Choristocarpus is a genus of brown algae in the order Discosporangiales containing one species, Choristocarpus tenellus. It is the only genus in the family Choristocarpaceae. The species is mostly located in the cold waters of the Northern hemisphere. A type of seaweed, Choristocarpus attaches itself to rocky substrate in places that are near continental shelves and the shore. Due to the species having morphological similarity, they were classified in closer relation with D. mesarthrocarpum. But due to many other differing characteristics Choristocarpus were put into their own family with a single genus and a single species of brown algae.

== Description ==
Choristocarpus vary a lot in their size as they can be as short as one meter, but grow to over fifty meters in their lifetime. The color of the species does not vary much, depicting a brown or clear color in most situations. The cells of Choristocarpus are strictly uniseriate, meaning that they are arranged in a single row or layer in the brown algae which is different from other brown algae which are multiseriate. Their cell walls are also different from others as in vitro experiments showed that they do not blacken due to the addition of bleach as other algae do. Their uniseriate nature helps them in this way as a defense mechanism. As opposed to having many leaf-like structures, Choristocarpus have many nubs on the stipe of the species.

== Distribution ==
They are found in the rocky substrate of cold waters that stretch from polar areas of the ocean to more temperate areas.
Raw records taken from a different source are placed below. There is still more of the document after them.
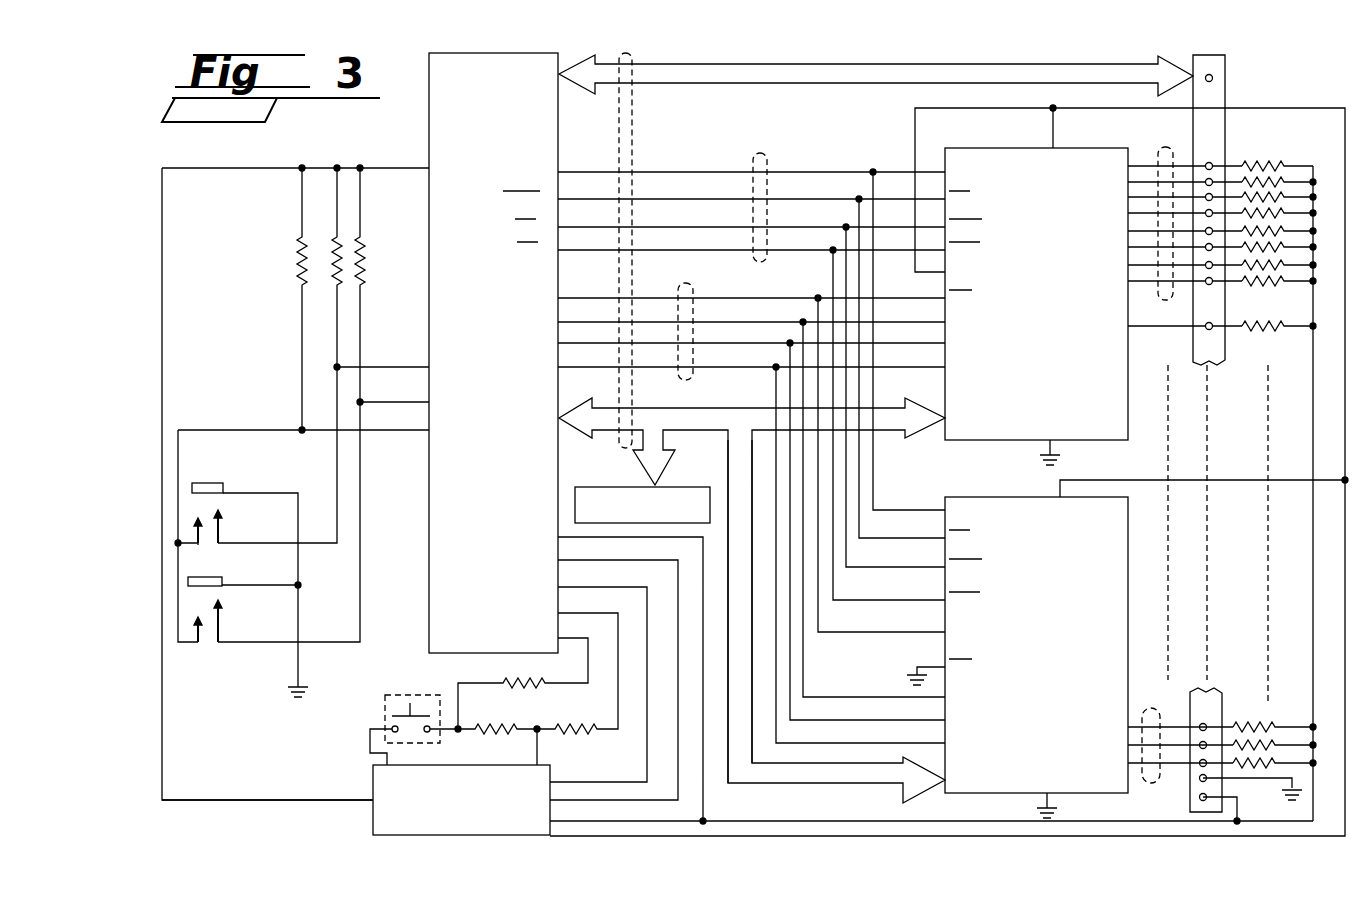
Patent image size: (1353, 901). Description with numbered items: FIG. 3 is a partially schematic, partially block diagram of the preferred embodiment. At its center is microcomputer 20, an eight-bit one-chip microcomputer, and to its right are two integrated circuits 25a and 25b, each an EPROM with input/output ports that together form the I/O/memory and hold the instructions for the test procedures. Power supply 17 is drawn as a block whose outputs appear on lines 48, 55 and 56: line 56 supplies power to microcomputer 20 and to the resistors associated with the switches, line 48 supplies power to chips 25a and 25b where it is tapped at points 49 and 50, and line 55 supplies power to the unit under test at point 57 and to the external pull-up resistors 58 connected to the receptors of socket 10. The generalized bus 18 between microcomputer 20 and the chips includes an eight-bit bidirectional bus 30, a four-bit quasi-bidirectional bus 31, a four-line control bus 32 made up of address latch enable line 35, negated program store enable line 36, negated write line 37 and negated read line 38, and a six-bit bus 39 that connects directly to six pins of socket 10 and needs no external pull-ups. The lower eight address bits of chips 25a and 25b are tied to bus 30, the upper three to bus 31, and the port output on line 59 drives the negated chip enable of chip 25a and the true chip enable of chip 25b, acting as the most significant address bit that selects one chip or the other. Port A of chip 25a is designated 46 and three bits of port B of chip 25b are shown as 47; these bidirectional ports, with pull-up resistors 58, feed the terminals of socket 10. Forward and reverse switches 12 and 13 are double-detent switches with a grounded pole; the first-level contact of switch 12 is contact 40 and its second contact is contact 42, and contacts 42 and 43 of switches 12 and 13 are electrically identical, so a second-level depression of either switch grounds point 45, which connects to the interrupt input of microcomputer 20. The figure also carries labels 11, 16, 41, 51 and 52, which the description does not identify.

The socket 10 is at (1225, 85).
The power switch 11 is at (402, 695).
The forward switch 12 is at (222, 577).
The reverse switch 13 is at (213, 483).
The display 16 is at (596, 487).
The power supply 17 is at (373, 778).
The generalized bus 18 is at (632, 122).
The microcomputer 20 is at (429, 122).
The I/O/memory integrated circuit 25a is at (975, 148).
The I/O/memory integrated circuit 25b is at (987, 497).
The eight bit bidirectional bus 30 is at (723, 408).
The four bit quasi bidirectional bus 31 is at (683, 283).
The control line bus 32 is at (762, 153).
The address latch enable line 35 is at (705, 168).
The negated program store enable line 36 is at (708, 185).
The negated write line 37 is at (708, 228).
The negated read line 38 is at (708, 238).
The six bit bus 39 is at (818, 83).
The first level contact 40 is at (255, 648).
The light beam 41 is at (228, 543).
The second contact 42 is at (197, 649).
The contact 43 is at (210, 546).
The point 45 is at (302, 430).
The port A 46 is at (1170, 147).
The port B bits 47 is at (1162, 783).
The power line 48 is at (868, 836).
The tap point 49 is at (1343, 478).
The tap point 50 is at (1050, 112).
The junction 51 is at (703, 821).
The address bus 52 is at (727, 582).
The power line 55 is at (805, 821).
The power line 56 is at (252, 800).
The point 57 is at (1237, 821).
The pull up resistors 58 is at (1268, 165).
The chip select line 59 is at (790, 298).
In the ocean they are found nearer to the surface, close to continental shelves. Choristocarpus are a relatively rare and unique species of brown algae that do not have many records of occurrence in the world.

== Habitat and biology ==
Choristocarpus are a photosynthetic species and their predominance of brown pigments give them their characteristic brown color. With their holdfasts they attach onto hard rocky structures and grow upwards. They are sessile organisms that generate energy through the process of photosynthesis. They also have air vesicles inside of them to keep them upright and maintain buoyancy. They are eaten by a variety of species who do not eat the algae itself, but eat the various fragments that drift away from Choristocarpus in the water. Choristocarpus provide a habitat for fish and other species to live within and around. Reproduction happens via the use of spores and gametes that are released into the water column and then fertilize another member of their species that will start a new Choristocarpus that will eventually attach onto a hard substrate. Both asexual and sexual reproduction takes place. The species has an isomorphic life history with a a haploid gametophyte and a diploid sporophyte.

== Taxonomy ==
Because they possessed uniseriate filamentous thalli with apical growth cells, Choristocarpus were originally put in the same family as Discosporangiales. Due to factors such as their different vegetative filaments, Discosporangiales were entered into their own unique family and genus. Others have argued that Discosporangiales should be classified into the order Sphacelariales. Further DNA analysis dissuaded that theory from taking hold. It showed that Choristocarpus represent a separate lineage and are only distantly related to Sphacelariales. When doing a phylogenetic tree analysis it was further found that Choristocarpus should be placed in their own lineage separate from other brown algae. As a species, Choristocarpus may have evolved more recently in evolutionary history than their brown algae relatives, resulting in their taxonomic status.